ALEXANDRIA, Va. (3/7/12)--Although the National Credit Union Administration's (NCUA's) Office of Inspector General (OIG) noted that the low level of anticipated losses from the failure of Vensure FCU doesn't meet the threshold to require an OIG material loss review (MLR), circumstances surrounding the NCUA's conservatorship of the small credit union were sufficiently "unusual in nature" to prompt such a review.
The NCUA last July closed the Mesa, Ariz., Region V credit union, which had started out as a New York, Region I, credit union. At the time of liquidation, Vensure had 140 members and $8.1 million in assets. The OIG report noted an estimated $39,000 loss to the National Credit Union Share Insurance Fund.
The credit union had been taken into conservatorship by the NCUA on April 15, with the agency claiming that the credit union failed to properly diversify its business.

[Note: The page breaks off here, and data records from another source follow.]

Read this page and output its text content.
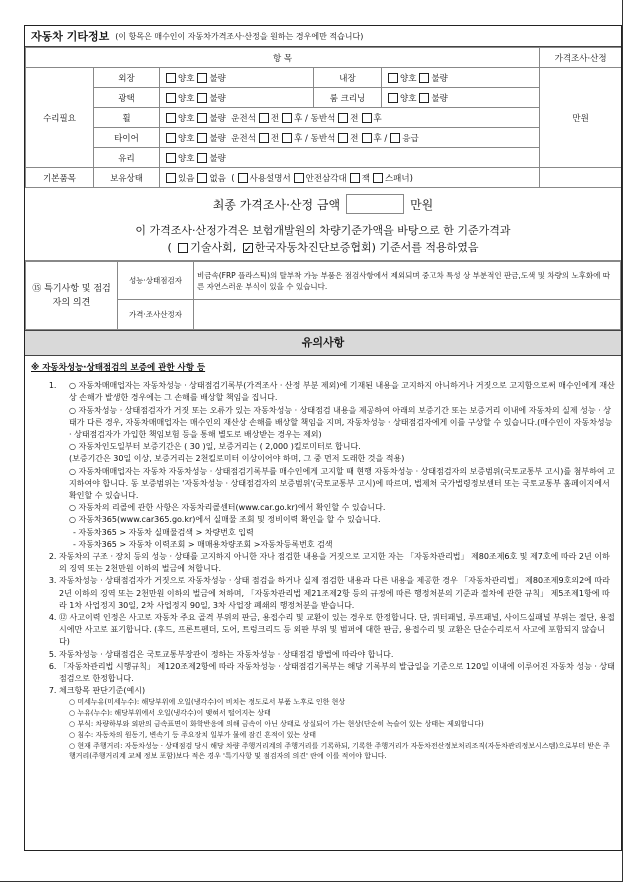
자동차 기타정보 (이 항목은 매수인이 자동차가격조사·산정을 원하는 경우에만 적습니다)
항 목					가격조사·산정
수리필요	외장	양호 불량	내장	양호 불량	만원
	광택	양호 불량	룸 크리닝	양호 불량	
	휠	양호 불량 운전석 전 후 / 동반석 전 후			
	타이어	양호 불량 운전석 전 후 / 동반석 전 후 / 응급			
	유리	양호 불량			
기본품목	보유상태	있음 없음  ( 사용설명서 안전삼각대 잭 스패너)			
최종 가격조사·산정 금액	만원
이 가격조사·산정가격은 보험개발원의 차량기준가액을 바탕으로 한 기준가격과
( 기술사회, ✓한국자동차진단보증협회) 기준서를 적용하였음
⑮ 특기사항 및 점검자의 의견	성능·상태점검자	비금속(FRP 플라스틱)의 탈부착 가능 부품은 점검사항에서 제외되며 중고차 특성 상 부분적인 판금,도색 및 차량의 노후화에 따른 자연스러운 부식이 있을 수 있습니다.
	가격·조사산정자	
유의사항
※ 자동차성능·상태점검의 보증에 관한 사항 등
○ 1. 자동차매매업자는 자동차성능 · 상태점검기록부(가격조사 · 산정 부분 제외)에 기재된 내용을 고지하지 아니하거나 거짓으로 고지함으로써 매수인에게 재산상 손해가 발생한 경우에는 그 손해를 배상할 책임을 집니다.
○ 자동차성능 · 상태점검자가 거짓 또는 오류가 있는 자동차성능 · 상태점검 내용을 제공하여 아래의 보증기간 또는 보증거리 이내에 자동차의 실제 성능 · 상태가 다른 경우, 자동차매매업자는 매수인의 재산상 손해를 배상할 책임을 지며, 자동차성능 · 상태점검자에게 이를 구상할 수 있습니다.(매수인이 자동차성능 · 상태점검자가 가입한 책임보험 등을 통해 별도로 배상받는 경우는 제외)
○ 자동차인도일부터 보증기간은 ( 30 )일, 보증거리는 ( 2,000 )킬로미터로 합니다.
(보증기간은 30일 이상, 보증거리는 2천킬로미터 이상이어야 하며, 그 중 먼저 도래한 것을 적용)
○ 자동차매매업자는 자동차 자동차성능 · 상태점검기록부를 매수인에게 고지할 때 현행 자동차성능 · 상태점검자의 보증범위(국토교통부 고시)를 첨부하여 고지하여야 합니다. 동 보증범위는 '자동차성능 · 상태점검자의 보증범위'(국토교통부 고시)에 따르며, 법제처 국가법령정보센터 또는 국토교통부 홈페이지에서 확인할 수 있습니다.
○ 자동차의 리콜에 관한 사항은 자동차리콜센터(www.car.go.kr)에서 확인할 수 있습니다.
○ 자동차365(www.car365.go.kr)에서 실매물 조회 및 정비이력 확인을 할 수 있습니다.
- 자동차365 > 자동차 실매물검색 > 차량번호 입력
- 자동차365 > 자동차 이력조회 > 매매용차량조회 >자동차등록번호 검색
2. 자동차의 구조 · 장치 등의 성능 · 상태를 고지하지 아니한 자나 점검한 내용을 거짓으로 고지한 자는 「자동차관리법」 제80조제6호 및 제7호에 따라 2년 이하의 징역 또는 2천만원 이하의 벌금에 처합니다.
3. 자동차성능 · 상태점검자가 거짓으로 자동차성능 · 상태 점검을 하거나 실제 점검한 내용과 다른 내용을 제공한 경우 「자동차관리법」 제80조제9호의2에 따라 2년 이하의 징역 또는 2천만원 이하의 벌금에 처하며, 「자동차관리법 제21조제2항 등의 규정에 따른 행정처분의 기준과 절차에 관한 규칙」 제5조제1항에 따라 1차 사업정지 30일, 2차 사업정지 90일, 3차 사업장 폐쇄의 행정처분을 받습니다.
4. ⑫ 사고이력 인정은 사고로 자동차 주요 골격 부위의 판금, 용접수리 및 교환이 있는 경우로 한정합니다. 단, 쿼터패널, 루프패널, 사이드실패널 부위는 절단, 용접 시에만 사고로 표기합니다. (후드, 프론트펜더, 도어, 트렁크리드 등 외판 부위 및 범퍼에 대한 판금, 용접수리 및 교환은 단순수리로서 사고에 포함되지 않습니다)
5. 자동차성능 · 상태점검은 국토교통부장관이 정하는 자동차성능 · 상태점검 방법에 따라야 합니다.
6. 「자동차관리법 시행규칙」 제120조제2항에 따라 자동차성능 · 상태점검기록부는 해당 기록부의 발급일을 기준으로 120일 이내에 이루어진 자동차 성능 · 상태점검으로 한정합니다.
7. 체크항목 판단기준(예시)
○ 미세누유(미세누수): 해당부위에 오일(냉각수)이 비치는 정도로서 부품 노후로 인한 현상
○ 누유(누수): 해당부위에서 오일(냉각수)이 맺혀서 떨어지는 상태
○ 부식: 차량하부와 외판의 금속표면이 화학반응에 의해 금속이 아닌 상태로 상실되어 가는 현상(단순히 녹슬어 있는 상태는 제외합니다)
○ 침수: 자동차의 원동기, 변속기 등 주요장치 일부가 물에 잠긴 흔적이 있는 상태
○ 현재 주행거리: 자동차성능 · 상태점검 당시 해당 차량 주행거리계의 주행거리를 기록하되, 기록한 주행거리가 자동차전산정보처리조직(자동차관리정보시스템)으로부터 받은 주행거리(주행거리계 교체 정보 포함)보다 적은 경우 '특기사항 및 점검자의 의견' 란에 이를 적어야 합니다.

It was, in fact, that lack of diversity and the NCUA's notation of it and supervision of it that, in part, spurred the OIG report
"We determined Region I examiners failed to readily identify or adequately pursue the nature of Vensure's primary source of income, ACH-related fee activity, which was later determined to be tied to a criminal violation of the (Unlawful Internet Gambling Enforcement Act) UIGEA.
"This occurred despite Region I examiners conducting an on-site, risk-focused supervisory contact specifically focused on Vensure's FedWire controls and ACH activities and procedures," the MLR (OIG-12-05), dated Feb. 29, said.
The OIG report said examiners explained they did not identify the nature and scope of Vensure's fee activity because their primary focus was getting the credit union "back on track" through the identification of issues such as appropriate record keeping, written policies, a business plan, and appropriate operating procedures.
"As a result, we believe Region I examiners not only missed uncovering what turned out to be an elaborate money laundering scheme tied to illegal internet gambling involving several Vensure members, but also could have prevented or mitigated the current and potential loss to the NCUSIF," the report said.
In September 2011, the U.S. Department of Justice charged the owners and executives of an online gambling site, which deposited funds into Vensure, with paying themselves $444 million since 2007 while defrauding players in what the government alleged was a massive Ponzi scheme.
Vensure was one of 16 financial institutions that allegedly held funds tied to online gambling sites under investigation by the Federal Bureau of Investigation. The credit union challenged the NCUA's conservatorship, but the challenge was rejected in federal court.